Вечером – ах, как они редки, такие вечера! – вечером Кирилл примчится к ней, взволнованный, точно на первое свидание. Возьмет ее на руки – ведь она такая легонькая, – поносит по комнате, выговаривая ей на ухо все самое нежное. Затем они выйдут на балкон, молча, в обнимку, понаблюдают за движением нового города, потом она ляжет в постель под голубое одеяло, но не спит, а смотрит, как за столом сидит и читает Кирилл. Он теперь очень много читает. Он читает всегда только то, что нужно ему в его практической деятельности. Вот уже второй месяц он только и читает книги о торфе.

– Кирилл, ты не торфяником ли хочешь заделаться? – как-то спросила его Стеша.

– Угу. Ну и наворочено тут о торфе. – Он показал на груду книг, но что «наворочено», так и не сказал, а просто тепло улыбнулся, прося, этим не мешать ему, так как они уже давно договорились – три часа после девяти вечера, если он не задерживается на работе и приходит домой, принадлежат исключительно ему. Хорошо. Он будет читать не у себя в кабинете, а в спальне, чтоб Стеша могла смотреть на него. Но разговаривать нельзя, запрещено, и если она нарушит договор, он поднимется и уйдет к себе в кабинет. Но разве выдержишь, глядя на его кудлатую голову, на него – огромного, склоненного над маленькой книгой!

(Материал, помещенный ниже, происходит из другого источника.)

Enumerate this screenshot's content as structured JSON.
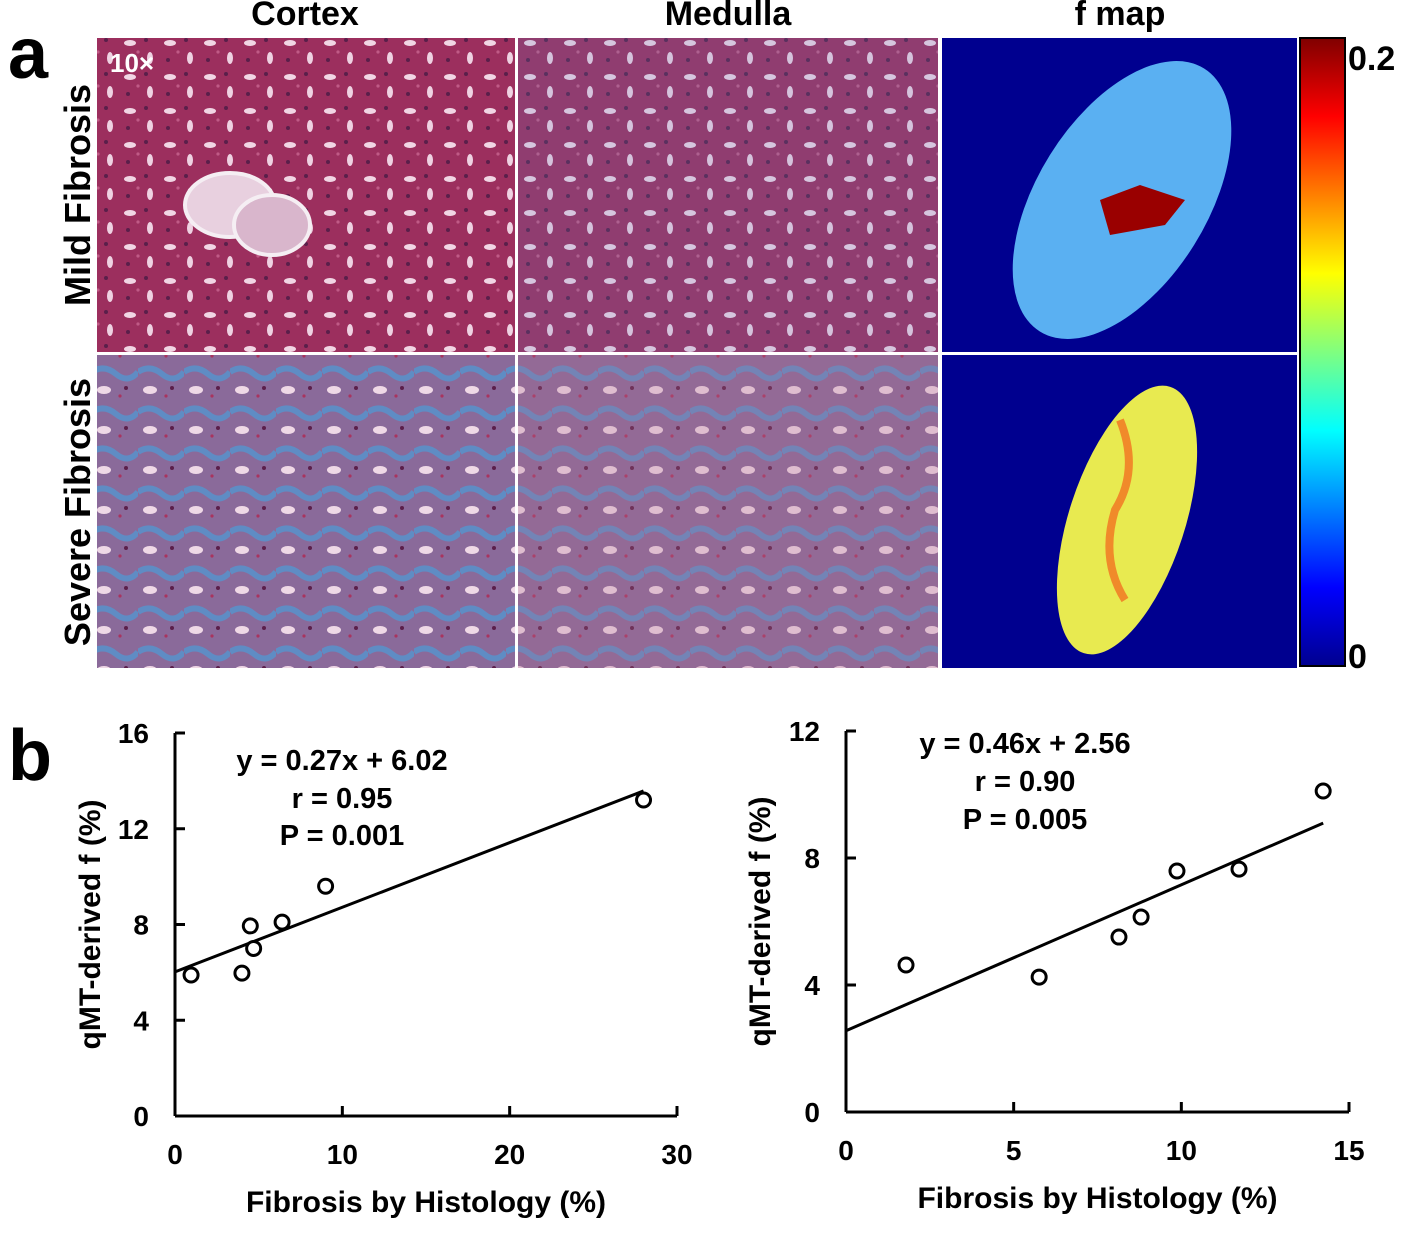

«А вот и не уйдешь, а вот и не уйдешь!» – всякий раз хочется ей крикнуть, но она этого не делает, а просто спрашивает его о чем-нибудь – быстро, коротко, и, как только появляется улыбка на его лице, Стеша тут же смолкает: Кирилл совсем не знал, что без этой улыбки Стеша не могла заснуть.

– Вечер? Да, скоро, скоро, – отвечает Кирилл. – Только сегодня вечер, наверное, перейдет в утро.

– Почему?

– Маленькая завируха.

– Какая?

– Тебе зачем? Ты лучше готовься к своей завирухе: спокойно лежи, ходи… а я, если смогу, приеду часов в десять вечера. Ну, хватит. Еду. А тебя прошу, позвони Маше Сивашевой, чтоб она хорошенько присмотрела за Куваевым. Сегодня утром он грохнулся.